Saturday 23 June marks the centenary of the birth of Alan Turing - mathematical genius, hero of the WWII code breakers of Bletchley Park, and father of modern computing. To celebrate, a short film has been produced by the University. A blue plaque has been unveiled on the front of King’s College - where Turing was both a student and then a fellow.

Turing’s centenary year is a very special year for me, and other mathematicians like me.

James Grime

Alan Turing was a mathematician, cryptographer and pioneer of computer science who possessed one of the greatest brains of the 20th century.

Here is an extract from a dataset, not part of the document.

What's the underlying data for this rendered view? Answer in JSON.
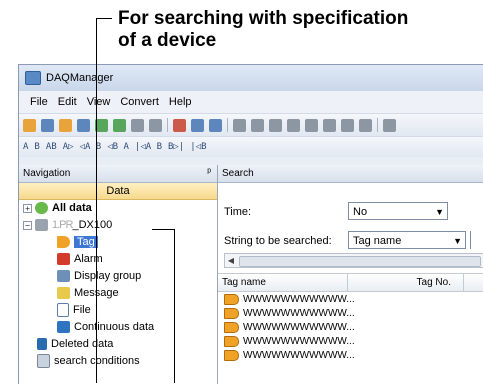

His life was one of secret triumphs shadowed by public tragedy.

Perhaps best known today for his part in breaking the German Enigma code during World War II, Turing was by that time already established as a mathematician of extraordinary capability.

During his time at King’s College, Cambridge, he conceived of the ‘Turing Machine’ - a universal machine which could imitate all possible calculating devices. This mathematical model went on to become one of the cornerstones of computer science, and is arguably the most influential mathematical abstraction of the 20th Century. Turing was 22 years old.

“Turing’s centenary year is a very special year for me, and other mathematicians like me,” said Dr James Grime from the University’s Millenium Maths Project, who regularly tours schools with an original ‘Enigma’ machine.

“In its purest form, mathematics is the search for truth, and Turing was one of the most important contributors to this search. It’s fantastic that his life is being celebrated.”

Grime has presented a short film produced by the University on the life and work of Turing for the University's YouTube and Vimeo channels. The film uses some of the photographs and documents that his family gave to King's College. The Turing family have continued to donate documents to the King's Archive Centre, and you can see many of these online at the Turing Digital Archive.

At 3.30pm on the afternoon of the centenary day, Saturday 23 June, the Mayor of Cambridge - Councillor Sheila Stuart - will unveil a Blue Plaque to commemorate Alan Turing on the grass in front of King’s College. The event will be streamed live on the internet on the King’s College website here.

A major centenary conference looking at Turing’s impact on mathematics, computing, philosophy and beyond is currently taking place in Cambridge - where the first issue of a new interdisciplinary journal called "Computability" has been presented. Inspired directly by Turing and his work, the journal aims to capture the spirit of Turing through the combination of theoretical insight and practical application that is the mark of Turing's work.

More information on the conference here

More information on the journal here

Born in London on 23 June 1912, Turing spent his childhood in Hastings in Kent and Sherbourne in Dorset. He displayed a precocious talent at school for maths and science, including condensing Einstein’s theory of relativity for his mum at the age of just 15. Turing’s abilities led to him receive a scholarship to King’s College.

He famously went on to make a vital contribution to the code-breakers at Bletchley Park during the Second World War. Not only did he make the first breakthroughs with the Naval Enigma code, allowing Britain’s food and supplies to be shipped across the Atlantic, but, along with Gordon Welchman, he designed the machine - called the Bombe - which smashed the German Enigma code.

In 1945 Turing received an OBE for services to the Foreign Office, although the real reason for this honour remained top secret for another 30 years, long past Turing’s death. Many historians today believe that the work of the code-breakers shortened the war by two years.

In September 2009, the British government made a public apology to Alan Turing - who was gay at a time when it was illegal in Britain.  When authorities discovered the truth about his sexuality, he was sentenced to endure horrific hormone treatment to avoid imprisonment, labelled a security risk and forced from his job as a code breaker.

Turing committed suicide in 1954 by biting from an apple laced with cyanide, a desperately sad end to the life of a genius whose astonishing contribution to the war effort remained unknown until the 1970s.